Al cabo de unos días fue a visitar a Mqaret en su laboratorio. Era uno de los mayores expertos en biología sintética de todo el sistema, y el laboratorio estaba repleto de maquinaria, tanques, frascos, pantallas con complejos y coloridos diagramas, la vida en toda su extensa complejidad, compuesta por parejas de esto y parejas de aquello. Allí habían emprendido la vida desde cero; habían construido muchas de las bacterias que transformaban Venus, Titán y Tritón. Que lo transformaban todo.

Pero nada de eso importaba ahora. Mqaret se hallaba en su oficina, sentado en su silla, con la vista clavada en la pared y sin ver nada.

Se levantó y la miró.

—Vaya, Cisne, me alegro de verte. Gracias por venir.

—No se merecen. ¿Cómo te encuentras?

—No muy bien. ¿Y tú?

—Fatal —admitió Cisne, sintiéndose culpable; lo último que quería era sumar más pesares a la carga que soportaba Mqaret, pero en un momento así no tenía sentido mentir. Él se limitó a asentir, inmerso en sus propios pensamientos. Cisne reparó en que apenas estaba presente. Los cubos del escritorio proyectaban representaciones de proteínas, cuyos falsos colores brillantes se habían enmarañado sin posibilidad de desentrañarlos. Había intentado trabajar.

—Te costará concentrarte —dijo ella.

—Sí, claro.

Después de un silencio, Cisne preguntó:

—¿Sabes qué le pasó?

Él negó con la cabeza rápidamente, como si no tuviera importancia.

—Tenía ciento noventa y un…

—Lo sé, pero aun así…

—Aun así ¿qué? Nos hacemos añicos, Cisne. Tarde o temprano nos hacemos añicos.

—Me preguntaba por qué…

—No. No hay un porqué.

—Entonces, un cómo…

Su interlocutor negó de nuevo con la cabeza.

—Puede deberse a cualquier cosa. En este caso, a un aneurisma en un punto crucial del cerebro. Pero hay tantos modos. Yo diría que es todo lo contrario y que lo realmente asombroso es que estemos vivos.

Cisne se sentó en el borde del escritorio.

—Lo sé. Entonces… ¿Qué vas a hacer ahora?

—Trabajar.

—Pero si acabas de decir que…

La miró desde el interior de la cueva en la que se encontraba.

—No he dicho que no haya servido de nada.

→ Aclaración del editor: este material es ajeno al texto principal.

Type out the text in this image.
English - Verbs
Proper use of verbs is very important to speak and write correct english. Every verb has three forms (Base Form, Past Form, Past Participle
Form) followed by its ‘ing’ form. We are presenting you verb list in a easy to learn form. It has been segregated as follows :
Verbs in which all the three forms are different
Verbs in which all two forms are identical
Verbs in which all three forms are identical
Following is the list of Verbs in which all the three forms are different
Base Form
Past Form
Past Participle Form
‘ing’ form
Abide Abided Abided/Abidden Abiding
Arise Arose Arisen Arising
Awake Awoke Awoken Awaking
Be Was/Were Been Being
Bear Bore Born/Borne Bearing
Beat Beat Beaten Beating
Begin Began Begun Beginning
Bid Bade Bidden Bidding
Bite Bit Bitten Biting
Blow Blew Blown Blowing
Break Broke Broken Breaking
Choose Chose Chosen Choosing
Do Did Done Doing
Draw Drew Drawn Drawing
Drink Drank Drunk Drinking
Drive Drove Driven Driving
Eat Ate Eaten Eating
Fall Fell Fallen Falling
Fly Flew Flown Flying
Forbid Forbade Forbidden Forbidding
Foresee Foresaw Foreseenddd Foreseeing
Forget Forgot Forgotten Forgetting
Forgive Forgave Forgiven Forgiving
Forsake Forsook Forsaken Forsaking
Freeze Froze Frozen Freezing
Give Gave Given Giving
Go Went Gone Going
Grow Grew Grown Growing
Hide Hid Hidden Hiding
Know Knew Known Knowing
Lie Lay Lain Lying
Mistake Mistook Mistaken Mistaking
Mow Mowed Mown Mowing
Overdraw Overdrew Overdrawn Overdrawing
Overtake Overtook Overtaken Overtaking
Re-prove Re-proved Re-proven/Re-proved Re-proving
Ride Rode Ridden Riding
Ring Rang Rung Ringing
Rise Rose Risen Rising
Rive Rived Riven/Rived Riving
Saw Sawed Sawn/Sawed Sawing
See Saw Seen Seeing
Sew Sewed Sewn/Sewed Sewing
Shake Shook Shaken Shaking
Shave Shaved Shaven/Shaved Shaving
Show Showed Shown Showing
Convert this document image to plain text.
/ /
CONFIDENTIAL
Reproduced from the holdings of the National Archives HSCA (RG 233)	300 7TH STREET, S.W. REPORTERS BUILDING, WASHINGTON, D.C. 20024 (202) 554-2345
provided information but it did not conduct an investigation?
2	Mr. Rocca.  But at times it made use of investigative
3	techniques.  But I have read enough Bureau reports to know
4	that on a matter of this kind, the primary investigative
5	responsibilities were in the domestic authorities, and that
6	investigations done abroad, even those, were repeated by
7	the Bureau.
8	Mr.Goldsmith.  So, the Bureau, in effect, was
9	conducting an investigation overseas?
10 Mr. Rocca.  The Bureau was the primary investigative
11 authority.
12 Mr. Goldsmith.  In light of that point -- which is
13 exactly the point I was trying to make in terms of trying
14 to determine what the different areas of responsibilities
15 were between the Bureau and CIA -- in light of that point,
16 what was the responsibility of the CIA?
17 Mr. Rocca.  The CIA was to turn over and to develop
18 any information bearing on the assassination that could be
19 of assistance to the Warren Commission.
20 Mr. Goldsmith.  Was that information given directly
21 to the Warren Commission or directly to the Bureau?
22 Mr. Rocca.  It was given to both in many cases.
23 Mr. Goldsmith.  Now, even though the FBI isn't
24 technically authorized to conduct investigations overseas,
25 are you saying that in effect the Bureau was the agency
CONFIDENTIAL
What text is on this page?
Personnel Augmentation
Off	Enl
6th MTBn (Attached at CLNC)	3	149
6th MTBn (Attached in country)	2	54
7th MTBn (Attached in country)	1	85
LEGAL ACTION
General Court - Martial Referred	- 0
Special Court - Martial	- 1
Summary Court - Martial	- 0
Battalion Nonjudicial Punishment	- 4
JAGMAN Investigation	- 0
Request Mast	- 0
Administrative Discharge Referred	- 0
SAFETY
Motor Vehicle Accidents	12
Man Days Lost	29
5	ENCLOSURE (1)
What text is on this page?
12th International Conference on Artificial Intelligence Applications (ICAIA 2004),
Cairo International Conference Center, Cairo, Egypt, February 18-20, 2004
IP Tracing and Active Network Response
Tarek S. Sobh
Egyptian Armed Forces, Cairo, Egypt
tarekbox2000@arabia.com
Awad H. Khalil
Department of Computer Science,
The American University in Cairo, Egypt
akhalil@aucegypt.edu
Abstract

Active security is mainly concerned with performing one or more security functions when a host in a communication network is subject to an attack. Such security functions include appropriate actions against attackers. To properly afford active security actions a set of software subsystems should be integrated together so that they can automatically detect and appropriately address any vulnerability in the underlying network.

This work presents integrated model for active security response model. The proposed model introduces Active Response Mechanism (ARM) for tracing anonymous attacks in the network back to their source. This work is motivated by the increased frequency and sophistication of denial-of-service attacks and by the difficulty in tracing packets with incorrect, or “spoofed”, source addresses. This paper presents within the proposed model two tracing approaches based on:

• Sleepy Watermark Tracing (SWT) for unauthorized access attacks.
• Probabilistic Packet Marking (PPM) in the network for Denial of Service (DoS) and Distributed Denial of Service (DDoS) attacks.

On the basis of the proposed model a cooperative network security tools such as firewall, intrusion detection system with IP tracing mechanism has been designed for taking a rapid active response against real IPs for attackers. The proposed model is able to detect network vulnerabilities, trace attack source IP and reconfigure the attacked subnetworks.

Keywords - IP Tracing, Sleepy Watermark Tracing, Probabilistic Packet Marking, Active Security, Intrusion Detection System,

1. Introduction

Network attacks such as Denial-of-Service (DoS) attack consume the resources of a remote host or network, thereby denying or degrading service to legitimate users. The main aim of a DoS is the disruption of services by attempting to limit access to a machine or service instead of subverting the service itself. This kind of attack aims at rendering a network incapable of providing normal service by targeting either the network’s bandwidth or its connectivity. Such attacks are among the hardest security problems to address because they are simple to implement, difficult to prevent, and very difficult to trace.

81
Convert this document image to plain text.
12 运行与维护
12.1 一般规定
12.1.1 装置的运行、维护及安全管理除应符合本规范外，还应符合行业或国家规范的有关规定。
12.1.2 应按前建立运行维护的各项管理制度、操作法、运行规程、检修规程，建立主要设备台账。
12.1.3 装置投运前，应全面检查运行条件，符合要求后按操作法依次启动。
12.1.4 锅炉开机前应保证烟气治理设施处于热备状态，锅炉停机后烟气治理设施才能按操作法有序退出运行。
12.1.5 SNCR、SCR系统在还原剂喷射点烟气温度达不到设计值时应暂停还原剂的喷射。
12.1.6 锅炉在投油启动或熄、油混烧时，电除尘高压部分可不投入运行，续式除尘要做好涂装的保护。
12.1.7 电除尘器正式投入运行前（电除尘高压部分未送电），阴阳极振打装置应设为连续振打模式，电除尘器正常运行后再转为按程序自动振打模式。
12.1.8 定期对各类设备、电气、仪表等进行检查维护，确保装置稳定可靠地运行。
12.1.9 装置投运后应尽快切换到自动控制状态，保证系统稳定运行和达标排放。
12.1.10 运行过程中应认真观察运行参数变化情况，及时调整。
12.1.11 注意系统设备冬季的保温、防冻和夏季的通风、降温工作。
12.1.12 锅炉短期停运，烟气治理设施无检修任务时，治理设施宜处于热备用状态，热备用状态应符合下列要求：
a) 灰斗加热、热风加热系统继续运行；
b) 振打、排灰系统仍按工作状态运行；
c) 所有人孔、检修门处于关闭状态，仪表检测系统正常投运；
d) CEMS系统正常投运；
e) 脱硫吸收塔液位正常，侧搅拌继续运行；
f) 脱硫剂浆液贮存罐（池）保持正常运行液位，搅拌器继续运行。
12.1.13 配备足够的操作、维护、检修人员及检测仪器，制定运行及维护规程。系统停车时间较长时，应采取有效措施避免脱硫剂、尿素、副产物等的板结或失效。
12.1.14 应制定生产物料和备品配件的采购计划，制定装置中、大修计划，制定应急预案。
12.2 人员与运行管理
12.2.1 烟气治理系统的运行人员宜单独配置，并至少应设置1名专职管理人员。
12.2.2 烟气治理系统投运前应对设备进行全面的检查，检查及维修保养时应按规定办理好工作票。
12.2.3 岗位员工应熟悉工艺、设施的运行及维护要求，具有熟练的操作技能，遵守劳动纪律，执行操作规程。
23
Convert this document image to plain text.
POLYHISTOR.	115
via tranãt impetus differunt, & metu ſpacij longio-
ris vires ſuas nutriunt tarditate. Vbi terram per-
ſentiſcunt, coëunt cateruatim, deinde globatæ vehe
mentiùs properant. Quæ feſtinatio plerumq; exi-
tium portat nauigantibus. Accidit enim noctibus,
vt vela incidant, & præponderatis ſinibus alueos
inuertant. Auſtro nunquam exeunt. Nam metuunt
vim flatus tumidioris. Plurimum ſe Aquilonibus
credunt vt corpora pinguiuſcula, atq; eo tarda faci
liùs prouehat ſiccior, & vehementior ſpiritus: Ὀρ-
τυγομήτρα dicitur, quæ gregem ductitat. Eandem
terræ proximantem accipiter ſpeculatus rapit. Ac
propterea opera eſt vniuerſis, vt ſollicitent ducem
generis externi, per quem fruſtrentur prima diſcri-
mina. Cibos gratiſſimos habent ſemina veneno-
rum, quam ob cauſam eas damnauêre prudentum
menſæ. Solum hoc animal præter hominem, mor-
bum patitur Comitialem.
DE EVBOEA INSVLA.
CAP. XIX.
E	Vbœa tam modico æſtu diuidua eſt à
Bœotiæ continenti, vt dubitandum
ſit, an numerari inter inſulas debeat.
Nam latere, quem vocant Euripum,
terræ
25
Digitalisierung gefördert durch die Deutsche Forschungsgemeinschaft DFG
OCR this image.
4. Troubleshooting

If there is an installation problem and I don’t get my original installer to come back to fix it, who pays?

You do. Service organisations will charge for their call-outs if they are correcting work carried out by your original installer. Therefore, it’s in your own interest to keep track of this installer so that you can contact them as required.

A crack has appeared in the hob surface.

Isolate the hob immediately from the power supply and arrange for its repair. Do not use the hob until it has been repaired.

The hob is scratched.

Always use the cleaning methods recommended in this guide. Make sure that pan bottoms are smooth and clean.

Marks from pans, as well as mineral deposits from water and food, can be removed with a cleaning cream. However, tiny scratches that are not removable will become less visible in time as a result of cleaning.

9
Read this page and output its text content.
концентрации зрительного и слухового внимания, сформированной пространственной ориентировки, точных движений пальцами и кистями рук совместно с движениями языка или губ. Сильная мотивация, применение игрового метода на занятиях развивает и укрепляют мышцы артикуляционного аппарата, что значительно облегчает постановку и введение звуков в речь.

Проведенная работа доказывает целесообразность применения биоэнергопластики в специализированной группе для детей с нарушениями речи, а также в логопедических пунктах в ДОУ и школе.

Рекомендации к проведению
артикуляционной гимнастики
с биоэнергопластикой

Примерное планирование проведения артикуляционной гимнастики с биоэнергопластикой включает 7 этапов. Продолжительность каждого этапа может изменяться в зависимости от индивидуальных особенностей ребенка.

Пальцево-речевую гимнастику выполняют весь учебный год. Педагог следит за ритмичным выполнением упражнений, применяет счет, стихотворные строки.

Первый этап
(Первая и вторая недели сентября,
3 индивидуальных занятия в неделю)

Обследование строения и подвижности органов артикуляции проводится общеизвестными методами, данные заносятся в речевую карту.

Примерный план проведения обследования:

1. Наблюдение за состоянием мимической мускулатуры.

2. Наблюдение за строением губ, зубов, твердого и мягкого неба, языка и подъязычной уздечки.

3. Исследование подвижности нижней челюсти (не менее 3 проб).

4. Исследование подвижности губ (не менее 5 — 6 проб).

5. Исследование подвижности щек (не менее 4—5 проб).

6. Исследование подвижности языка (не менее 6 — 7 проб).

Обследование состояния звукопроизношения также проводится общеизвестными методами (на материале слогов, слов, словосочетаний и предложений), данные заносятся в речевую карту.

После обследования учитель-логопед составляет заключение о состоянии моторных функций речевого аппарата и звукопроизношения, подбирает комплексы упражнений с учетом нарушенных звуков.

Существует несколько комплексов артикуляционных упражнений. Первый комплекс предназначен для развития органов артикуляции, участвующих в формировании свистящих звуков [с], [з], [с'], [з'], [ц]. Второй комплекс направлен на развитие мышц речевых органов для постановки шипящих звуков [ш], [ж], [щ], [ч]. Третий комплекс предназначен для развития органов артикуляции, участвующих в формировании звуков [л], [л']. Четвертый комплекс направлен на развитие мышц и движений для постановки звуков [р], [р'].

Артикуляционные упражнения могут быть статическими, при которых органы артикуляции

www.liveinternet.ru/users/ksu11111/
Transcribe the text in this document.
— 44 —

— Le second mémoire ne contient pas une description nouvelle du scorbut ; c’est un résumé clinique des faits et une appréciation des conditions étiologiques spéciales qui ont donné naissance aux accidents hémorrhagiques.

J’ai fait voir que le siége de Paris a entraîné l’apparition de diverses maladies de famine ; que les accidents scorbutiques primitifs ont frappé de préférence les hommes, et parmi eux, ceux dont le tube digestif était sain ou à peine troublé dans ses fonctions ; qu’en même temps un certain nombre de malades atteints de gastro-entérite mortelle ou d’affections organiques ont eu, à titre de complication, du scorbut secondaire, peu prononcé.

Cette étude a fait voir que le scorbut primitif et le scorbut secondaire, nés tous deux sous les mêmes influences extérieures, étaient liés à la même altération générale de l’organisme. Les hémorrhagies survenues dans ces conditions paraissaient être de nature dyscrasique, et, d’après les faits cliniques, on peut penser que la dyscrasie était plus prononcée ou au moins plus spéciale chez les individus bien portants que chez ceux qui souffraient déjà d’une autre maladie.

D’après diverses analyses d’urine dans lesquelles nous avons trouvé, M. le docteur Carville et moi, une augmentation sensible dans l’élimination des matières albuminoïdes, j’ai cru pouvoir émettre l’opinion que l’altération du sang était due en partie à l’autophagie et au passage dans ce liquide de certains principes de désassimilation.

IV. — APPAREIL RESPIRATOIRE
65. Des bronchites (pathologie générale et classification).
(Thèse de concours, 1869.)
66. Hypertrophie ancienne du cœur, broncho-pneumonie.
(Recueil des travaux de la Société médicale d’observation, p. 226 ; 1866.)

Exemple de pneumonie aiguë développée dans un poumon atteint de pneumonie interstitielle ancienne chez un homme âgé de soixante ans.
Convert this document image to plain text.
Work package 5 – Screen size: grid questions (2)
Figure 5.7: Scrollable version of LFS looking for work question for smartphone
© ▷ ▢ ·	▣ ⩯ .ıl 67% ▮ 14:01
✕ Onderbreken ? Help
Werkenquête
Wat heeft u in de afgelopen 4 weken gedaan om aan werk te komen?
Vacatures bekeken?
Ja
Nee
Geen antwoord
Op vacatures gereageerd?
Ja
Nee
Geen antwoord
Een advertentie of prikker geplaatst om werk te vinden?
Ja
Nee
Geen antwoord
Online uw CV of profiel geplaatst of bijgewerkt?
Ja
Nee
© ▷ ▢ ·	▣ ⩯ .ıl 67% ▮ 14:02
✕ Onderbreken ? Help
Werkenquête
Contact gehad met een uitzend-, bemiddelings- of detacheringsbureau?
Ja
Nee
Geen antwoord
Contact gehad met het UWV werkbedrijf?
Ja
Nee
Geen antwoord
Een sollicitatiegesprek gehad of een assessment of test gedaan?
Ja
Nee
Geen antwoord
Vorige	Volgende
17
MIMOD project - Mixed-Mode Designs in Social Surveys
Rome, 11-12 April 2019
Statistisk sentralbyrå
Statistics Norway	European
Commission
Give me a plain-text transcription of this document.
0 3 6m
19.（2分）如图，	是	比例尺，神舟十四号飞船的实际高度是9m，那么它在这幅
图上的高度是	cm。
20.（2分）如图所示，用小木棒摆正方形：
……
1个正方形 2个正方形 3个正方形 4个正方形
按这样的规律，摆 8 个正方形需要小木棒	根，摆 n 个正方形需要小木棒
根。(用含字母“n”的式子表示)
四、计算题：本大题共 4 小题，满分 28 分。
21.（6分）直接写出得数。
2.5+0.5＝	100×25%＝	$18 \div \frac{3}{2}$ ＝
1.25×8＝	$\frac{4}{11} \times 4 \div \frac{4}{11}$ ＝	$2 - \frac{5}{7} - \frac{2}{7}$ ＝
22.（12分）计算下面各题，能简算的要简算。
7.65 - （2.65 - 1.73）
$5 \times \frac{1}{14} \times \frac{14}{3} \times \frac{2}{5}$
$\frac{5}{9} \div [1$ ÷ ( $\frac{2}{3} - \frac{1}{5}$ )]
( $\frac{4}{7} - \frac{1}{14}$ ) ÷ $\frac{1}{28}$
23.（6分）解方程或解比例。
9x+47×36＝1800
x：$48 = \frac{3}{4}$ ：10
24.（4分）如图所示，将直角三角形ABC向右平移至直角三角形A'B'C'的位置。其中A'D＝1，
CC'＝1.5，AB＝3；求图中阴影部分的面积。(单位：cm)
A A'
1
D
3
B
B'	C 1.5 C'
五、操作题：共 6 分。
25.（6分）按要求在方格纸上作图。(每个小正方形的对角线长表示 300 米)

Eso no sería justo. En primer lugar, Alex y yo pasamos setenta años juntos. Y nos conocimos cuando yo tenía ciento treinta. De modo que ahí lo tienes. Además, mi trabajo me interesa, igual que lo haría un rompecabezas. Es un rompecabezas inmenso. Demasiado, de hecho. —Y entonces calló y guardó silencio un rato. Cisne le puso la mano en el hombro. Él hundió el rostro en las manos. Cisne siguió sentada a su lado y mantuvo la boca cerrada. Él se frotó los ojos con fuerza, y le cogió la mano.

—No habrá manera de vencer a la muerte —dijo, al cabo—. Es demasiado grande. Es el curso natural de las cosas. Básicamente, la segunda ley de la Termodinámica. Sólo podemos aspirar a prevenirla. A empujarla a la retirada. Bastaría con eso. No sé por qué no lo hace.

—¡Porque no logra más que empeorar las cosas! —se quejó Cisne—. ¡Cuanto más se vive, peor es!

Negó con la cabeza y volvió a secarse los ojos.

—No creo que eso sea cierto. —Exhaló un largo suspiro—. Siempre es malo. Aunque son quienes siguen vivos quienes lo sienten, y por tanto… —Se encogió de hombros—. Creo que lo que dices es que ahora parece una especie de error. Alguien muere, nos preguntamos por qué. No habría una forma de evitarlo. Y a veces la hay, pero…

—«¡Es una especie de error!» —protestó Cisne—. ¡La realidad ha cometido un error, y tú te has propuesto enmendarlo! —Señaló las pantallas y los cubos—. ¿Me equivoco?

Él reía y lloraba al mismo tiempo.

—¡Exacto! —exclamó, sorbiendo y limpiándose la cara—. Es una bobada. Me refiero a que es un sinsentido pretender enmendar la realidad.

—Pero es bueno —dijo Cisne—. Sabes que sí. Te dio setenta años con Alex. Y te sirve para matar el tiempo.

—Eso es verdad. —Lanzó de nuevo un hondo suspiro y levantó la vista para mirarla—. Pero… las cosas no serán lo mismo sin ella.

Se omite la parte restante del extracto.